"Concentrated power has always been the enemy of liberty." - Ronald Reagan
Ronald Reagan would please ask that you stay out of his way.
On March 30, 1981, Ronald Reagan became the first sitting U.S. president to survive a gunshot wound from an assassination attempt. Following the attack, just 69 days into his presidency, Reagan's approval rating shot up to 73% and then he went on to be one of the most successful, accomplished, divisive presidents over the course of his two terms. Not sure what was in that bullet, but we'd all be so lucky to get some.
Jerry Buss would please ask that you stay out of his way.
On December 8, 2011, Jerry Buss became the first acting NBA owner to survive a vetoed trade at the hands of Commissioner (and at that time, owner) David Stern. Like Reagan (and Obi-Wan) before him, Buss made the assassination attempt look foolish. If you strike down Dr. Jerry Buss, he will become more powerful than you could possibly imagine. Take away his all-star point guard before he even gets a chance to don the jersey? He'll go out and get a Hall of Fame point guard and supplant him with Dwight Howard. Then start talking about going after LeBron in two years. You make him share his revenue? Fine, he'll make you tax him into oblivion just to see who blinks first.

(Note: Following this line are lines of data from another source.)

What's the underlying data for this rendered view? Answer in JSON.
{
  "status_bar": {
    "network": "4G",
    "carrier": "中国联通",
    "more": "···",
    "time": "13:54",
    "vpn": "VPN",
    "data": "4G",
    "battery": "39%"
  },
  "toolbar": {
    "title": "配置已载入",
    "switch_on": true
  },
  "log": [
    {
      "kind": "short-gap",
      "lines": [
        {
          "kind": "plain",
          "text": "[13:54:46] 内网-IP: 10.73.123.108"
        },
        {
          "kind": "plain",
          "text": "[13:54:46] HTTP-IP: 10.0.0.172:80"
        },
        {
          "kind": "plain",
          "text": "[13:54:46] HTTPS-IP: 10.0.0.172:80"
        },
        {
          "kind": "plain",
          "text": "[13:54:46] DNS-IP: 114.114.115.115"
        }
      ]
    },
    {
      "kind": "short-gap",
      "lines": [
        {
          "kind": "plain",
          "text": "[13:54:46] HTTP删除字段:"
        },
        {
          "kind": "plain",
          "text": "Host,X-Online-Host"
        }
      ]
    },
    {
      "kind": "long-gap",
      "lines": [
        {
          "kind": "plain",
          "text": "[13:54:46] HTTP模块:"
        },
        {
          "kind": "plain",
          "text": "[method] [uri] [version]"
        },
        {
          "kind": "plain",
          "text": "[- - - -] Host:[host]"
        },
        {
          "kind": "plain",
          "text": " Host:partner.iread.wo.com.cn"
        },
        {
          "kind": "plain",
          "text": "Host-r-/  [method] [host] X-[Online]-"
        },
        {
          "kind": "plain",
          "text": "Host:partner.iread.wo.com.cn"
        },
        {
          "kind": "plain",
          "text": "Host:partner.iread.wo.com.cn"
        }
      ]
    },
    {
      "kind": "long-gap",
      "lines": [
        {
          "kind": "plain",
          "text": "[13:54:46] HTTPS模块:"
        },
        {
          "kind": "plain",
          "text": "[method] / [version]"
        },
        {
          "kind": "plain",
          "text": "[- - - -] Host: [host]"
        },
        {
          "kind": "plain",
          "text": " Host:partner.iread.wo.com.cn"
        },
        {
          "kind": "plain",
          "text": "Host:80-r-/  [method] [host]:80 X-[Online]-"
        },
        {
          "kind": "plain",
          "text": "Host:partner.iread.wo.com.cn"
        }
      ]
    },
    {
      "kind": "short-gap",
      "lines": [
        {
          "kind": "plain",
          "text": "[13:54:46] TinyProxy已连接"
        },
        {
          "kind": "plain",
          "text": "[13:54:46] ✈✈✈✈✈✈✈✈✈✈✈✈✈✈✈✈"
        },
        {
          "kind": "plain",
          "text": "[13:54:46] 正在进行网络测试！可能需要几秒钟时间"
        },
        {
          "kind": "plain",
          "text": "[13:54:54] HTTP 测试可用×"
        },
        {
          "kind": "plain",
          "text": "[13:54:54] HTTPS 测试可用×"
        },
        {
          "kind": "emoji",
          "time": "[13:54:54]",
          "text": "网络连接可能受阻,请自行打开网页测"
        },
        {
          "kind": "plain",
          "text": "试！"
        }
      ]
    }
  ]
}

He's small government to the death and will gladly enter an arms race at the mention of another team's dynasty. We should all be so lucky.
There's a lot here: A Hollywood President. Reaganomics. Phil Jackson as Reagan's early Democratic tendencies. Reagan's War on Drugs and the fact that War on Drugs (the band) are huge NBA fans. Guys, it's all there if we just believe.
And then, there's Lakers fans and Young Republicans, who are probably all the same people. I guess Republicans read blogs, too, but you all seem crazy and entitled. I'm sorry. (I'm not sorry.)
Sorry, to ignore the actual basketball team that the Lakers are trotting out this year, but they are scary and I'm still getting better at facing my problems head on. Bedtime for Bonzo? More like bedtime for the rest of the league. We're all in trouble.
Rushed Pull-Up Jumpers
Pokemon who the team should adopt as its new mascot: Mewtwo
Headline we'll be most sick of reading: "Kobe and Dwight and Nash and Pau and World Peace"
Headline we're most looking forward to: "Nash Takes Leave of Absence to Chase MLS Cup With Henry"[Ed. - We'll never stop this campaign.]
If Heaven exists, what would you like to hear God say when you enter the pearly gates?: "I give up."